As we enter “Year Of Hell, Part 2” it’s hard not to look back on this and wince. The bar was so freakin’ low. I conceded the misery of work and the existential terror of this election season and set the sights as low and simple as they could go, and then everything past the front door got taken away. No stopping in for a pint, no going down the pub, no driving over the hill to see friends. No minor league baseball on streaming audio. No cheeky beach visits. No Marvel movie matinees. No long-awaited vacation trips with friends. Even the morning meander around the farmer’s market once a week has turned into a hit and run mission, and a leisurely cold brew at the local coffee spot or a bagel breakfast sandwich and a Coke for lunch or a casual downtown alfresco dinner feels too fraught with peril to actually undertake.

And you see the incompetence and the malfeasance – virtue punished and vice rewarded and the utter shamelessness of stupidity and calumny and you wonder what happens next. A 10% lead in the polls feels as safe right now as walking through Hell in gasoline panties, and if it doesn’t hold up, we basically lose the country. And if it does hold up, there’s an immediate pivot to scorched earth as the GOP once again buries their crime and assumes the world began anew on January 20 as the sole fault of the new President, who is to be resisted at all costs.

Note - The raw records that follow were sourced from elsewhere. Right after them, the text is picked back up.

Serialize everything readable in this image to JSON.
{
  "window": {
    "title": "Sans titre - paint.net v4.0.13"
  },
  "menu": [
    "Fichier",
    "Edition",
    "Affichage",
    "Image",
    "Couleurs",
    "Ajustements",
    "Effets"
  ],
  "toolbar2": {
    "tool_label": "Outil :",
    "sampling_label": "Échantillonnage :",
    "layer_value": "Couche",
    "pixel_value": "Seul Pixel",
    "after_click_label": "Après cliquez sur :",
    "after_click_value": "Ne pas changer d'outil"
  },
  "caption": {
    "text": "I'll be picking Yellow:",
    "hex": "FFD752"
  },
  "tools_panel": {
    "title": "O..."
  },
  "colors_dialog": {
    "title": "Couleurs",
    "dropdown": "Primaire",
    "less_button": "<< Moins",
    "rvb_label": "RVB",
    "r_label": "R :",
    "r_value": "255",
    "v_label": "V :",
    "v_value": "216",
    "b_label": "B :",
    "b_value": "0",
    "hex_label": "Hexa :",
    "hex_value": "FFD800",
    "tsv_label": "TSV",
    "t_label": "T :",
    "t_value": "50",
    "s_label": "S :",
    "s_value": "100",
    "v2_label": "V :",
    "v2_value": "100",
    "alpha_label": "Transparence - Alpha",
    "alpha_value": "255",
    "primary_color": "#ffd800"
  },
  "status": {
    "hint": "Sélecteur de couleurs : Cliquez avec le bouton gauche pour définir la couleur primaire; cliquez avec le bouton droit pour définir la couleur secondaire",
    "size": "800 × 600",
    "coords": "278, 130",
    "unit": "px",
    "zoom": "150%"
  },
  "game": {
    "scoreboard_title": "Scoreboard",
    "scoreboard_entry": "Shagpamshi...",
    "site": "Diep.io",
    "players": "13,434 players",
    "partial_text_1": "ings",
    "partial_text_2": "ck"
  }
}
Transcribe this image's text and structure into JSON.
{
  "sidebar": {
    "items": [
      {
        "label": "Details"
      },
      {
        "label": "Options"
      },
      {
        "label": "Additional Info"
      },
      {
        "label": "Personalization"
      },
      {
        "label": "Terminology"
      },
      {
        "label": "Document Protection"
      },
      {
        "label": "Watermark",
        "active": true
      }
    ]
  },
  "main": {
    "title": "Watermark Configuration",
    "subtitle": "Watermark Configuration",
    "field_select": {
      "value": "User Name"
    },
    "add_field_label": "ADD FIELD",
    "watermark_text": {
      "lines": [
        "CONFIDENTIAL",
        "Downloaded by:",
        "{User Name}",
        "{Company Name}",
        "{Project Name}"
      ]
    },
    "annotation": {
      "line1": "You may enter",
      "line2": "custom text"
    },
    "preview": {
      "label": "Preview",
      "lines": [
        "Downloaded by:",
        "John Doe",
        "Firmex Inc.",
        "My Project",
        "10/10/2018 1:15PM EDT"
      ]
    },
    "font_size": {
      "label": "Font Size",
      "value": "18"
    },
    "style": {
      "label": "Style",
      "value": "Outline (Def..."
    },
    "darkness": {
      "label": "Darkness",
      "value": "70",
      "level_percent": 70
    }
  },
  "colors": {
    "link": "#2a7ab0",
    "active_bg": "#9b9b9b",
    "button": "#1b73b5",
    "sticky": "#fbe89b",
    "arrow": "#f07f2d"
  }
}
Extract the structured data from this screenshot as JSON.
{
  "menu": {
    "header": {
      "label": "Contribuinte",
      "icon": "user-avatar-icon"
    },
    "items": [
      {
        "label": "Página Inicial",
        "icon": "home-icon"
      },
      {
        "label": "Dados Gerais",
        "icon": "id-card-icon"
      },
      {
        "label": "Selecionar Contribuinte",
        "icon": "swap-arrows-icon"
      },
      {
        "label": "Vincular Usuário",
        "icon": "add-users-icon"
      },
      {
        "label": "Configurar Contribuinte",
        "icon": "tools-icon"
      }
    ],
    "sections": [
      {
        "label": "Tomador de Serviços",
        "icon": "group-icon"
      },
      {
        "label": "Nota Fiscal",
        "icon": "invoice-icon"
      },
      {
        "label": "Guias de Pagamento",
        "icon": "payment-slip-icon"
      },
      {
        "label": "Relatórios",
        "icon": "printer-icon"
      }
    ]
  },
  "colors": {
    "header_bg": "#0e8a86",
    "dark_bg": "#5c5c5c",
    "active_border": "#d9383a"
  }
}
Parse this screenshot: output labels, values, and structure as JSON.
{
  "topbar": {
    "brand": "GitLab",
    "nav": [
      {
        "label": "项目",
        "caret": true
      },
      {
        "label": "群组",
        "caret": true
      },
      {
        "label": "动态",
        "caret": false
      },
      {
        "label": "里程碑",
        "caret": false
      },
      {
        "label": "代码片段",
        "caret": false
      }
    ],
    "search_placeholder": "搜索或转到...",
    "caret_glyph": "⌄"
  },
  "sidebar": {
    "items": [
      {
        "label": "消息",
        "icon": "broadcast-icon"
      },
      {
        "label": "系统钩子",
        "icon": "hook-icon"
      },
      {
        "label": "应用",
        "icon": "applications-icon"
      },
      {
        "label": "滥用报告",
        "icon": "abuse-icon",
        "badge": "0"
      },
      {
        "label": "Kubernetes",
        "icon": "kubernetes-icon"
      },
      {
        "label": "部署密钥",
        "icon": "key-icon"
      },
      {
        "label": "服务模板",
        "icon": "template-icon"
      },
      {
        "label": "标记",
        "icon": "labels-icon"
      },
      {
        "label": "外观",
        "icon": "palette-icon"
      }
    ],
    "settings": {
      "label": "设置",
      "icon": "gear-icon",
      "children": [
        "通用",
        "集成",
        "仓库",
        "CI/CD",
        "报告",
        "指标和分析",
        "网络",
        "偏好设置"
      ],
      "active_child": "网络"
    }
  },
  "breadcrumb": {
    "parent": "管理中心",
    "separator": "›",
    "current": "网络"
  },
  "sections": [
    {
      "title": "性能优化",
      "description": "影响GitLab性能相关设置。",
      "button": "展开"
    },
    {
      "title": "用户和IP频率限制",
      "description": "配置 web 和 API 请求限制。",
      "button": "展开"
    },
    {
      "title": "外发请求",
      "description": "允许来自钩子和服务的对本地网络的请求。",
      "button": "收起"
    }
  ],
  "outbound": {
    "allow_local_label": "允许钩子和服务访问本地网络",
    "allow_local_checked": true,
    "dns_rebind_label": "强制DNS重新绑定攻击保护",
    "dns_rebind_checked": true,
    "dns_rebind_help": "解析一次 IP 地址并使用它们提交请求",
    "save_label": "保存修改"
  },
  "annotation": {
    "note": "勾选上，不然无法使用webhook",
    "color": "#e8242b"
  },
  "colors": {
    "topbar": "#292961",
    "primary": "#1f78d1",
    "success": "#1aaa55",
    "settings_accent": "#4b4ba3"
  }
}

You can already see the groundwork. Pardons and commutations. The Supreme Court rules that the President is not above the law and is subject to Congressional subpoena and investigation – and then, as Josh Marshall pointed out, sets the delay fuse on the ruling to go off for the next guy. Congressional Republicans time the aid package to run out just in time for the election, so they can suddenly revert to deficit hawks again out of nowhere. Roger Stone gets the first get out of jail free card of presumably many to come, assuming Agent Orange doesn’t somehow preemptively pardon himself – or try to, anyway, with the kind of jurisprudential understanding you’d expect from a senile bag of guts who does nothing but watch Fox News all day.

They’ll assume that losing power is punishment enough, and then devote themselves to regaining it. They won’t go quietly, they won’t sit it out for a couple of years, they’ll fight tooth and nail to sabotage recovery and blame the failings on the new guy. Just like in 2009. They will assume forgiveness for their sins – and that’s the real problem, isn’t it? You can only ask forgiveness. It is not automatically granted to you. And it shouldn’t be, for this. No forgiveness for anyone who doesn’t beg for it. No forgiveness for anyone who doesn’t repent and remediate. Show that you understand why you were wrong and show how you’re working to make it right, and then we’ll talk.

After November 3, we’ll know exactly how many people should be written out of the American political process for good. The New York Times and its catamite allies made such a show of “listening” to the Tr*mpists…and all they’ve shown is how right we were not to listen to them. Now, and ever again, amen.